FIG. 6 shows the optical sensor output A, the sampling waveform B, and the output value C. The optical sensor output A shows a waveform that fluctuates at the flicker frequency of the light source 2, and the sampling waveform B
Indicates a reference waveform for sampling at a time when the reference AC voltage or the voltage value of the optical sensor output voltage is equal. When the optical sensor output A is sampled at the timing of this sampling waveform B, an output value C having a smooth output waveform shown below can be obtained.

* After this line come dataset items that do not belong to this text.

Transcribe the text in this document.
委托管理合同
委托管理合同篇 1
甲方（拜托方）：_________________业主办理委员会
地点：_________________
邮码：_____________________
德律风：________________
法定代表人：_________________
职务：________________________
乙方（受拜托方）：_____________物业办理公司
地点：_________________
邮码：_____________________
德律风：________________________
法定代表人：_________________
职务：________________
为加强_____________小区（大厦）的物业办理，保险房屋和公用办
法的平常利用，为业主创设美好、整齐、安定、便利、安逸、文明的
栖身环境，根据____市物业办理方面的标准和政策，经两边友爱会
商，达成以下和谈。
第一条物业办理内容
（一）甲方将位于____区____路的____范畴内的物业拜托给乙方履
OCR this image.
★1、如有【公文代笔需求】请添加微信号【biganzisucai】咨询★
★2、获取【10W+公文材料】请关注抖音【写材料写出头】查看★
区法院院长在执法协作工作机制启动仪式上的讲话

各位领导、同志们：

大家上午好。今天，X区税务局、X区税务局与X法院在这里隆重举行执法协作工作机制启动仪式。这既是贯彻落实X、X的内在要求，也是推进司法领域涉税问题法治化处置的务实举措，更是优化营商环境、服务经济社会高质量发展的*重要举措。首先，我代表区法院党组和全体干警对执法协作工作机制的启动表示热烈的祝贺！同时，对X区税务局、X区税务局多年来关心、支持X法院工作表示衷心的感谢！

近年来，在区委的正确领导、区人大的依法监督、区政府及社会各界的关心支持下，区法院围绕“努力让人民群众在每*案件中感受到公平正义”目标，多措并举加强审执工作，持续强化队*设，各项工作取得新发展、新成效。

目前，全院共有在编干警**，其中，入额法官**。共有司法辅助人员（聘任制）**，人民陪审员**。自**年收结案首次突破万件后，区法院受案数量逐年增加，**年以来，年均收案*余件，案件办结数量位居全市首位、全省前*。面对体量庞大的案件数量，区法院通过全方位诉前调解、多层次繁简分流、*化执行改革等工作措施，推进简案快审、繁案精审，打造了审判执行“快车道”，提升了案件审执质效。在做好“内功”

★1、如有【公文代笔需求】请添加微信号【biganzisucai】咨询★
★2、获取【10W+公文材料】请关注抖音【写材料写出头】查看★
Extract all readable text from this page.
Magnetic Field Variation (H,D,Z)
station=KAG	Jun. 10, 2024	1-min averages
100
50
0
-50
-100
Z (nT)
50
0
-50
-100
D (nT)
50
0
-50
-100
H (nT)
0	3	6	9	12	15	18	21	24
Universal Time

By using this method, it is possible to perform sampling at a higher speed than that of FIG.

[0024]

According to the present invention, the accuracy of the optical frequency synchronization type detection device can be improved.

[Brief description of drawings]

FIG. 1 is a configuration diagram of an optical frequency synchronization type detection device showing an embodiment of the present invention.

FIG. 2 is an explanatory diagram showing the operation of FIG.

FIG. 3 is a configuration diagram of an optical frequency synchronization type detection device showing an embodiment of claim 3;

FIG. 4 is an explanatory diagram showing the operation of FIG. 3;

FIG. 5 is an explanatory diagram showing an operation of claim 2.

FIG. 6 is an explanatory diagram showing an operation of claim 4;

[Explanation of symbols]

 1 AC power supply 2 Light source 3 Optical sensor 4 Frequency detection circuit 5 Sampling circuit 6 Waveform generation circuit

Claims (4)

[Claims] 1. An optical sensor for detecting a change in intensity of a light source irradiated by an AC power source, a frequency detection circuit for measuring the frequency of the AC power source, and a frequency detection circuit synchronized with the AC frequency measured by the frequency detection circuit. An optical frequency synchronization type detection device comprising: a waveform generation circuit that generates a sampling waveform; and a sampling circuit that samples the output of the optical sensor based on the sampling waveform. 2. The optical frequency synchronous detection device according to claim 1, wherein sampling is performed at a time when the absolute value of the AC voltage obtained from the AC power supply is equal to a predetermined AC power supply voltage set value. 3. An optical sensor for detecting a change in intensity of a light source irradiated by an AC power source, a frequency detection circuit for measuring a flicker frequency of the light source by an output signal output from the optical sensor, and this frequency. Optical frequency synchronization type detection device comprising: a waveform generation circuit that generates a sampling waveform that is synchronized with the fluctuating frequency measured by the detection circuit; and a sampling circuit that samples the output signal based on the sampling waveform. . 4. The optical frequency synchronous detection device according to claim 3, wherein sampling is performed at a time when the output voltage value of the optical sensor is equal to a predetermined optical sensor output voltage set value.